Official attitudes toward disco and other free-form dance styles are somewhat ambiguous, judging from the restrictions on where and when people can dance.
One Peking-based rock group named ``The Mainland Band,'' made up of foreign students from a half-dozen different countries, gave a government-sponsored performance in the industrial city of Wuhan last month. At one point they invited the audience to dance, and more than 100 people came forward. Security guards tried to stop them but were outnumbered.
The videotape businesses has also proven difficult to regulate. It has sprouted up in cities and small towns throughout the country, especially in southern China which has closer access to Hong Kong markets. Videotape shows are public events, with feature-length films and television programs at an admission price of less than 10 cents.
On a recent Sunday night in Confucius' hometown of Qufu in Shandong Province, several hundred people crowded into an unheated auditorium to watch a Japanese samurai film on video monitors.
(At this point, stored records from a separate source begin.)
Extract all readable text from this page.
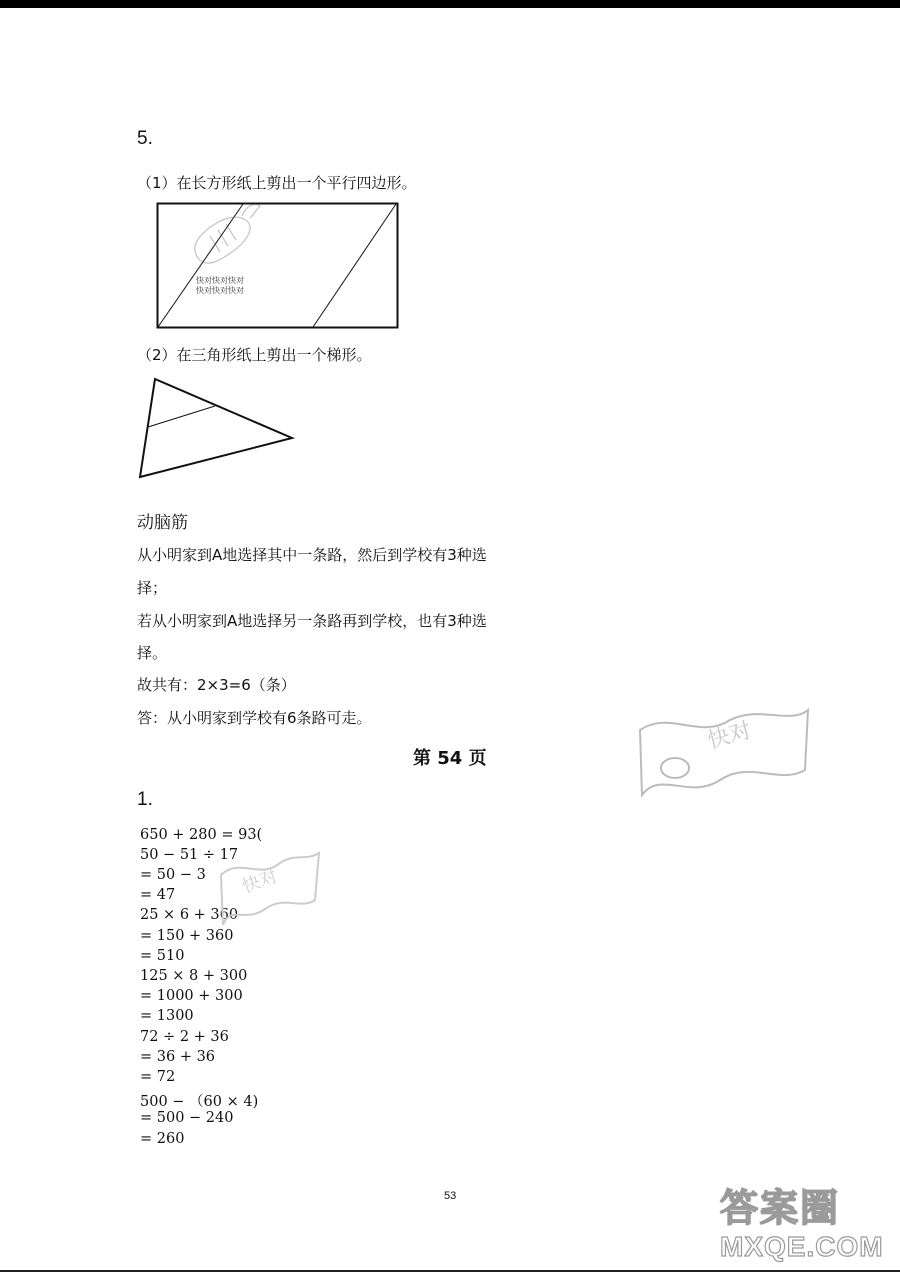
5.
（1）在长方形纸上剪出一个平行四边形。
快对快对快对
快对快对快对
（2）在三角形纸上剪出一个梯形。
动脑筋
从小明家到A地选择其中一条路，然后到学校有3种选
择；
若从小明家到A地选择另一条路再到学校，也有3种选
择。
故共有：2×3=6（条）
答：从小明家到学校有6条路可走。
快对
第 54 页
1.
650 + 280 = 93(
50 − 51 ÷ 17
= 50 − 3
= 47
25 × 6 + 360
= 150 + 360
= 510
125 × 8 + 300
= 1000 + 300
= 1300
72 ÷ 2 + 36
= 36 + 36
= 72
500 − （60 × 4)
= 500 − 240
= 260
快对
53	答案圈
MXQE.COM
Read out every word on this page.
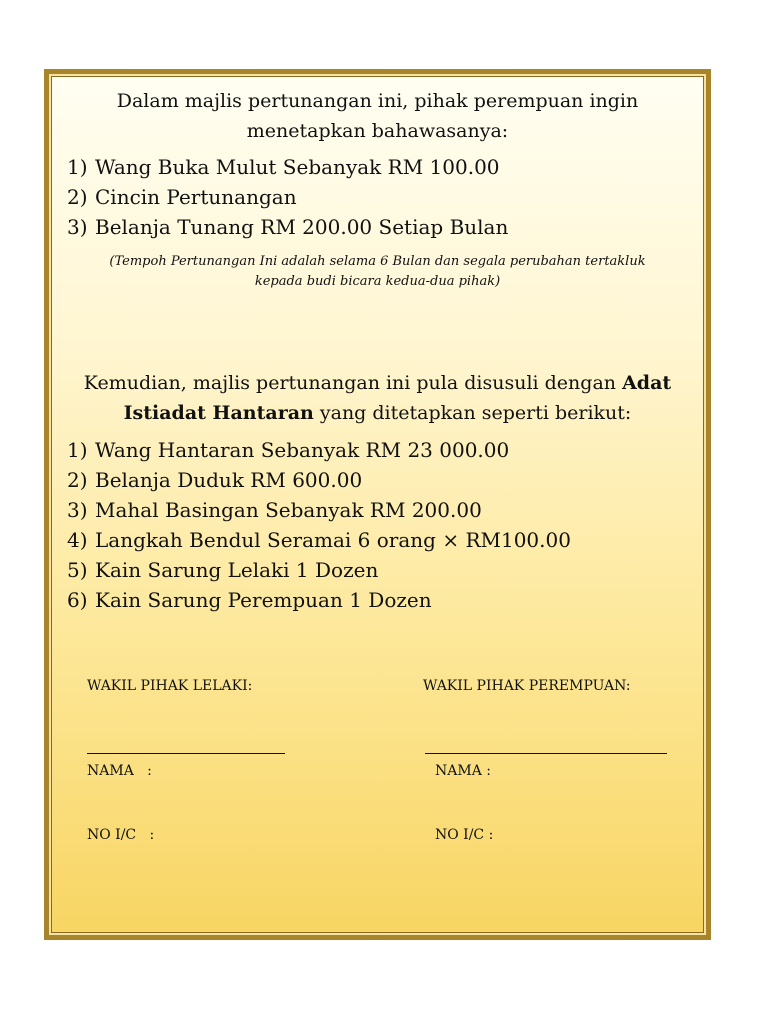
Dalam majlis pertunangan ini, pihak perempuan ingin
menetapkan bahawasanya:
1) Wang Buka Mulut Sebanyak RM 100.00
2) Cincin Pertunangan
3) Belanja Tunang RM 200.00 Setiap Bulan
(Tempoh Pertunangan Ini adalah selama 6 Bulan dan segala perubahan tertakluk
kepada budi bicara kedua-dua pihak)
Kemudian, majlis pertunangan ini pula disusuli dengan Adat
Istiadat Hantaran yang ditetapkan seperti berikut:
1) Wang Hantaran Sebanyak RM 23 000.00
2) Belanja Duduk RM 600.00
3) Mahal Basingan Sebanyak RM 200.00
4) Langkah Bendul Seramai 6 orang × RM100.00
5) Kain Sarung Lelaki 1 Dozen
6) Kain Sarung Perempuan 1 Dozen
WAKIL PIHAK LELAKI:	WAKIL PIHAK PEREMPUAN:
NAMA   :	NAMA :
NO I/C   :	NO I/C :
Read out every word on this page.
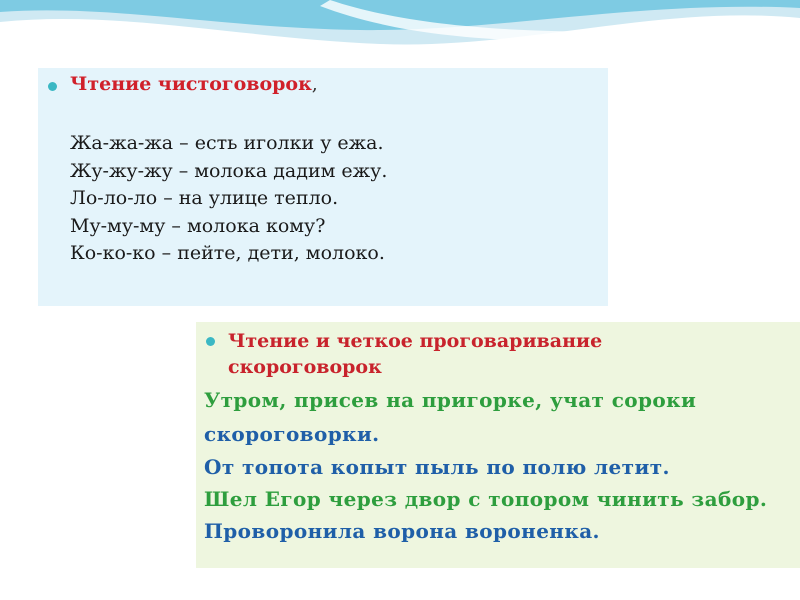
Чтение чистоговорок,

Жа-жа-жа – есть иголки у ежа.
Жу-жу-жу – молока дадим ежу.
Ло-ло-ло – на улице тепло.
Му-му-му – молока кому?
Ко-ко-ко – пейте, дети, молоко.

Чтение и четкое проговаривание
скороговорок

Утром, присев на пригорке, учат сороки

скороговорки.

От топота копыт пыль по полю летит.

Шел Егор через двор с топором чинить забор.

Проворонила ворона вороненка.
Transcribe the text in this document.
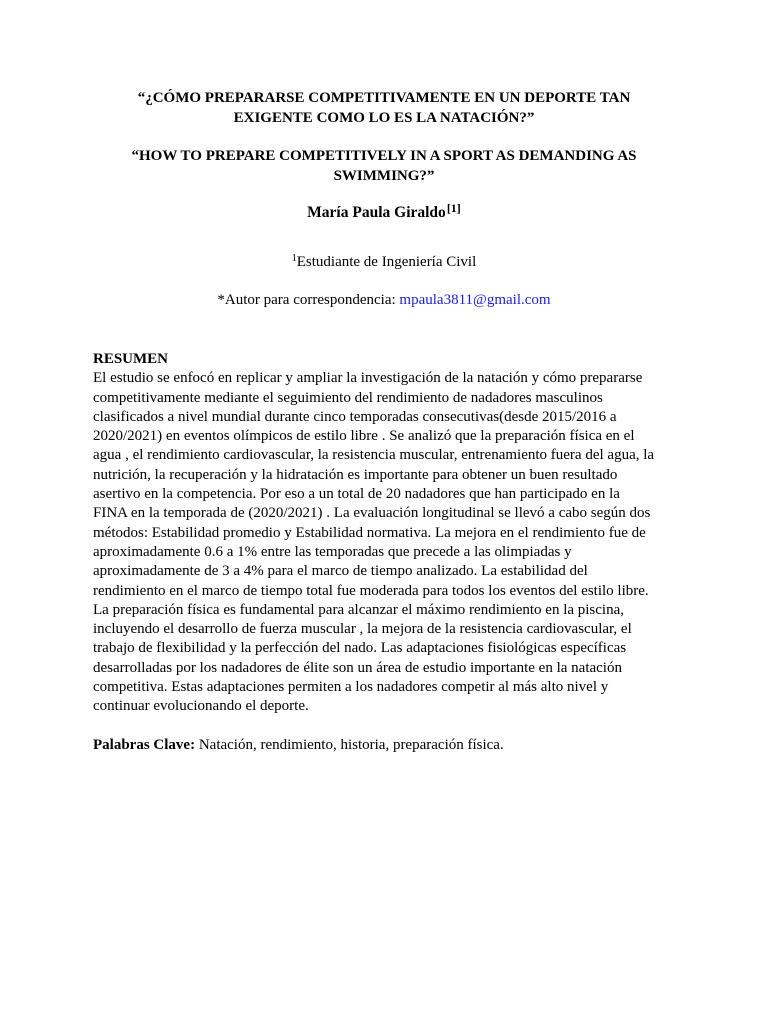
“¿CÓMO PREPARARSE COMPETITIVAMENTE EN UN DEPORTE TAN EXIGENTE COMO LO ES LA NATACIÓN?”
“HOW TO PREPARE COMPETITIVELY IN A SPORT AS DEMANDING AS SWIMMING?”
María Paula Giraldo[1]
$^1$Estudiante de Ingeniería Civil
*Autor para correspondencia: mpaula3811@gmail.com
RESUMEN
El estudio se enfocó en replicar y ampliar la investigación de la natación y cómo prepararse
competitivamente mediante el seguimiento del rendimiento de nadadores masculinos
clasificados a nivel mundial durante cinco temporadas consecutivas(desde 2015/2016 a
2020/2021) en eventos olímpicos de estilo libre . Se analizó que la preparación física en el
agua , el rendimiento cardiovascular, la resistencia muscular, entrenamiento fuera del agua, la
nutrición, la recuperación y la hidratación es importante para obtener un buen resultado
asertivo en la competencia. Por eso a un total de 20 nadadores que han participado en la
FINA en la temporada de (2020/2021) . La evaluación longitudinal se llevó a cabo según dos
métodos: Estabilidad promedio y Estabilidad normativa. La mejora en el rendimiento fue de
aproximadamente 0.6 a 1% entre las temporadas que precede a las olimpiadas y
aproximadamente de 3 a 4% para el marco de tiempo analizado. La estabilidad del
rendimiento en el marco de tiempo total fue moderada para todos los eventos del estilo libre.
La preparación física es fundamental para alcanzar el máximo rendimiento en la piscina,
incluyendo el desarrollo de fuerza muscular , la mejora de la resistencia cardiovascular, el
trabajo de flexibilidad y la perfección del nado. Las adaptaciones fisiológicas específicas
desarrolladas por los nadadores de élite son un área de estudio importante en la natación
competitiva. Estas adaptaciones permiten a los nadadores competir al más alto nivel y
continuar evolucionando el deporte.
Palabras Clave: Natación, rendimiento, historia, preparación física.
It was the only nightlife to be found, and the soundtrack was broadcast from a loudspeaker onto the town's main commercial street to draw crowds.
Late last month, the Communist Party Central Committee of Hunan Province called for stricter controls over that province's 705 videotape-playing ``business teams'' which had been licensed by the provincial government in the past two years.
``Those who show obscene and decadent videotape programs whose contents are reactionary must be punished,'' the party committee said.
From the tone of the report, apparently punishment was in order for someone.